Mas todos nós, gostávamos daquela cantina, daqueles encontros diários, das trocas de olhares, dos sorrisos de mesa para mesa, dos pontapés dados por debaixo da mesa, tudo sem querer, tudo sem um propósito, daquela hesitação de quando se vem de tabuleiro na mão em direcção àquela mesa, aquele espaço estratégico que arranjámos para nos posicionarmos de frente por quem andávamos caidinhas na altura, tudo tão especial, tudo tão romântico, despretensioso e genuíno.

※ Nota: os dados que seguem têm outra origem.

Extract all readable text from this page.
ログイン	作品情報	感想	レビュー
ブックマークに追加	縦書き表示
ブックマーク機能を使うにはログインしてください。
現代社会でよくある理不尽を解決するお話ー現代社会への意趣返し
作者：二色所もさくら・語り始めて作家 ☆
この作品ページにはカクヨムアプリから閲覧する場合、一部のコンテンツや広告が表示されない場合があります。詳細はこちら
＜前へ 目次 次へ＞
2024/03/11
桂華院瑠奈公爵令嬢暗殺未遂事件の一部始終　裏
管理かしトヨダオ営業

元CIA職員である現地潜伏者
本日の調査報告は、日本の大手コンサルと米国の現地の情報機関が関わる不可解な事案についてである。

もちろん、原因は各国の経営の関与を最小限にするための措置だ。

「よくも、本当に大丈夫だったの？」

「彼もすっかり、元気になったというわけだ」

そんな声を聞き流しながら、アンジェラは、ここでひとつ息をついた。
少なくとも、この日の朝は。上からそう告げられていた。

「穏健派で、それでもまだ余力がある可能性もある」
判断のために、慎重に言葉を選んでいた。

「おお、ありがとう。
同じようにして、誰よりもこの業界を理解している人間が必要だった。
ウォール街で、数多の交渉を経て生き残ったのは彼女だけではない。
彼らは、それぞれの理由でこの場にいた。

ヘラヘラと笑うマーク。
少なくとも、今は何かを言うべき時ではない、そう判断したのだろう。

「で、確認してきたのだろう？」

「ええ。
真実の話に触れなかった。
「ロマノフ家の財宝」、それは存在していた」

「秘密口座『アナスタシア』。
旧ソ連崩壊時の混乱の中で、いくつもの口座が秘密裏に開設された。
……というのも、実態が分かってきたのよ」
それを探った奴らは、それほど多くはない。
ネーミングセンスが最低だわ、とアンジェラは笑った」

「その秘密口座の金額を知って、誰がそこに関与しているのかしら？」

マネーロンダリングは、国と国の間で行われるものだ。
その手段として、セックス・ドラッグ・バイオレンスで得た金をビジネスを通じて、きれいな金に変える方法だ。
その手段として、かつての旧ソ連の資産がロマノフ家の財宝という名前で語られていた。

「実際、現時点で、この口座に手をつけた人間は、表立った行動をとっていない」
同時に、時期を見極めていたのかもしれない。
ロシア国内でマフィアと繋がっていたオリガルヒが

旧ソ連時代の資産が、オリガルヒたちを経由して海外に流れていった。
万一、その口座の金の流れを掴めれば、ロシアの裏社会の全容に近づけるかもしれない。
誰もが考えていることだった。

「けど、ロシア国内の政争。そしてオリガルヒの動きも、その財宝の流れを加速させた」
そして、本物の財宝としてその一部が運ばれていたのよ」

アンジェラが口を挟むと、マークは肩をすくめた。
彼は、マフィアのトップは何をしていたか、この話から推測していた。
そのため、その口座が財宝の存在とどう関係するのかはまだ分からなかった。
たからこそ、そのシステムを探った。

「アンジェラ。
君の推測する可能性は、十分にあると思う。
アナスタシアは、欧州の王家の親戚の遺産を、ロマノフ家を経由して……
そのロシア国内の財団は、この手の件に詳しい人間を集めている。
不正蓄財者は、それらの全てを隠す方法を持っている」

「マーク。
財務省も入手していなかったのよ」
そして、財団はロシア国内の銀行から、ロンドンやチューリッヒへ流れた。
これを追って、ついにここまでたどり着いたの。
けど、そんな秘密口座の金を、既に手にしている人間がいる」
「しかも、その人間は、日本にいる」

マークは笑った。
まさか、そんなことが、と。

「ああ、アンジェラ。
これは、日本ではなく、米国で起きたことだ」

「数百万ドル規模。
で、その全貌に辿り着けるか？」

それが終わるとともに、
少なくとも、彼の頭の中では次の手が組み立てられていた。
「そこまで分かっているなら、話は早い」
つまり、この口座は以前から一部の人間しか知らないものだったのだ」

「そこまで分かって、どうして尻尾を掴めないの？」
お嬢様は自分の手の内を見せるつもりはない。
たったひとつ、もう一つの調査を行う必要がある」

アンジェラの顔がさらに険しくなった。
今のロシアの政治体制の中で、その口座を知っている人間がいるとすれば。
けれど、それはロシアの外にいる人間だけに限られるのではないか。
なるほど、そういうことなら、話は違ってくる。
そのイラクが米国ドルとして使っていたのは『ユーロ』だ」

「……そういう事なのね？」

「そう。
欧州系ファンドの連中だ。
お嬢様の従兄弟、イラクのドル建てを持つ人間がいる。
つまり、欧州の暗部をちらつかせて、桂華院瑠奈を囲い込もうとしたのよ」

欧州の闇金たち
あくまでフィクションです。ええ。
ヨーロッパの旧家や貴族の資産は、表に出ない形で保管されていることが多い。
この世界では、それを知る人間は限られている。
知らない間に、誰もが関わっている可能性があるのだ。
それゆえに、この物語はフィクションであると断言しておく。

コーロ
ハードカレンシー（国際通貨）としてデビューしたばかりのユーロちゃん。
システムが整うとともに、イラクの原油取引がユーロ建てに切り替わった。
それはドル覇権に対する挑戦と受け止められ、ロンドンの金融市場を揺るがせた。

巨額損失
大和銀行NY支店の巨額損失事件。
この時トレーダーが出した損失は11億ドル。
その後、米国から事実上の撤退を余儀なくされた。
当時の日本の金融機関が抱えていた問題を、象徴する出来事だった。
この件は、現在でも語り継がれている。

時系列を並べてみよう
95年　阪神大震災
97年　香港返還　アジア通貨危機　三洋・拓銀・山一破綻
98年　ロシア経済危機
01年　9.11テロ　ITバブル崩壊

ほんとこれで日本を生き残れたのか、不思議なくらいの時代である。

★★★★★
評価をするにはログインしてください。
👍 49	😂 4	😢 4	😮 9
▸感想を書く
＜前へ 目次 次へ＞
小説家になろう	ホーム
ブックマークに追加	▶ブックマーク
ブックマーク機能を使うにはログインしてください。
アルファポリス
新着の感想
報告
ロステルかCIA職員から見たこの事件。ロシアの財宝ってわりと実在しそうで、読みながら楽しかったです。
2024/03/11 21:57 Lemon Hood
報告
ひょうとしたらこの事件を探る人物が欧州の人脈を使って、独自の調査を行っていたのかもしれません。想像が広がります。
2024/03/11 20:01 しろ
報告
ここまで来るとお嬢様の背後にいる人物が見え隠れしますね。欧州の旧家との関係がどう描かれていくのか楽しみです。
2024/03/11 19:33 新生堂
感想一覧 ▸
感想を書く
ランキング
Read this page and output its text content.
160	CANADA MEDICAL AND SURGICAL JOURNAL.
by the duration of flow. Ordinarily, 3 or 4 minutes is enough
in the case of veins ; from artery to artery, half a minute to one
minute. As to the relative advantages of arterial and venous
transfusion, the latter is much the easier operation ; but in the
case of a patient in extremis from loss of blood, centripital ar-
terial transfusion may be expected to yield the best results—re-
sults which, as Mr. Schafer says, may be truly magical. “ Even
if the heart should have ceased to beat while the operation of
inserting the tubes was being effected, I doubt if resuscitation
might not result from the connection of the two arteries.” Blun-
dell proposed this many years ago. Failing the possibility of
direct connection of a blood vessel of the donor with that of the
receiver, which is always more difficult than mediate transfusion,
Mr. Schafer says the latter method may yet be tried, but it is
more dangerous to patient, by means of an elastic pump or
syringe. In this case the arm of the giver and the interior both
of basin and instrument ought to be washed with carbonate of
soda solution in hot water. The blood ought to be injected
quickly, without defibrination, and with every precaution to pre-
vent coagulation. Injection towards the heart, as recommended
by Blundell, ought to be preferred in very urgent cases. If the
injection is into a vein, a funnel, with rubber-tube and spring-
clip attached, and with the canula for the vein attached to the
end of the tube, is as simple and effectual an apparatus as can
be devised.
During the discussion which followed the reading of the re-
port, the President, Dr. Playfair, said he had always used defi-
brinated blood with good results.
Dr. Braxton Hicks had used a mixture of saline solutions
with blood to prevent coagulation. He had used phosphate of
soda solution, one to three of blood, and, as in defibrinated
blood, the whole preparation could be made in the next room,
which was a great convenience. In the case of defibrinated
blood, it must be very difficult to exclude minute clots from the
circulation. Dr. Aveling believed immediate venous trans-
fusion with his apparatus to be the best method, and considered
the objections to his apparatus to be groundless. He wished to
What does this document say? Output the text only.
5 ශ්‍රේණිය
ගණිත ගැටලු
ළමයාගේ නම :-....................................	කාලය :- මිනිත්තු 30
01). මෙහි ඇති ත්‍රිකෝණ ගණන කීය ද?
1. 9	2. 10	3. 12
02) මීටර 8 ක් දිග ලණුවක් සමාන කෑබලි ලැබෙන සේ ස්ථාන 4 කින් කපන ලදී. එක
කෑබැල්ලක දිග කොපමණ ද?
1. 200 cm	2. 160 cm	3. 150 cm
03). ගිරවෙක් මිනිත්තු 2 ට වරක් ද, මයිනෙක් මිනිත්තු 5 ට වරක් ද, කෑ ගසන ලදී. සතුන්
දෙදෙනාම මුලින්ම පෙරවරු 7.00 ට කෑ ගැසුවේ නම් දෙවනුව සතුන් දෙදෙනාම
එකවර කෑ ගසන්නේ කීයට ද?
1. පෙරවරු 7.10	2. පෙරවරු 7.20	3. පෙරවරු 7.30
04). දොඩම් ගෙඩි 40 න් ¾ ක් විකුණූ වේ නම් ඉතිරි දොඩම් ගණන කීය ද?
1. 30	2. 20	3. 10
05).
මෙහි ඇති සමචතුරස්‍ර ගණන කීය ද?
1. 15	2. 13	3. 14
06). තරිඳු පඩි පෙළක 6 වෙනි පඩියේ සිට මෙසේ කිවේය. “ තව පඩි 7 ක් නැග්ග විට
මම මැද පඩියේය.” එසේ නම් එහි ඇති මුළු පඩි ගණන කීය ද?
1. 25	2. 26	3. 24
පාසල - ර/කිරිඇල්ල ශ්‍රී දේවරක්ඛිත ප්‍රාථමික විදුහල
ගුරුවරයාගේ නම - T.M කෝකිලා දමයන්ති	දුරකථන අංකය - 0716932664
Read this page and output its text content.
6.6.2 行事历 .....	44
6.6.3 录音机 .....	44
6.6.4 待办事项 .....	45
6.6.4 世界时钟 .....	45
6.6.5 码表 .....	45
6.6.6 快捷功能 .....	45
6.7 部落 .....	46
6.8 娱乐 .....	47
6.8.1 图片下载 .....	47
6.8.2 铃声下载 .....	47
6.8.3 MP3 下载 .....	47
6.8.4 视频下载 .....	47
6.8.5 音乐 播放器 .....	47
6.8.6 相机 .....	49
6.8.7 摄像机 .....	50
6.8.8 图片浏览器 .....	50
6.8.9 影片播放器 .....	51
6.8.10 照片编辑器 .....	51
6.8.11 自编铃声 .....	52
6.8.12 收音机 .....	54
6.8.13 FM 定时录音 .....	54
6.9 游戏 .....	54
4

De vez em quando a malta depois de ter terminado o curso ainda voltava lá, mas já vinham diferentes, de fato, gravata e pastinha de cabedal preta na mão. Ainda tentei após terminar o curso, voltar à casa, ao espaço que dividi durante 5 anos, um dia senti que as caras já não me eram familiares. É preciso fazer um corte e libertar as amarras.
Não esqueço porém, como ali e por aquelas redondezas, muito cresci, muito aprendi, alguma coisa sofri também, fruto da minha ingenuidade e da candura própria de quem tem 18 anos e se vê numa grande cidade, sozinha e por conta própria.
Não voltei a ser assim com era. Não voltei a ser assim tão feliz. Há já algum tempo que deixei de ser tão autêntica. Tenho saudades de mim.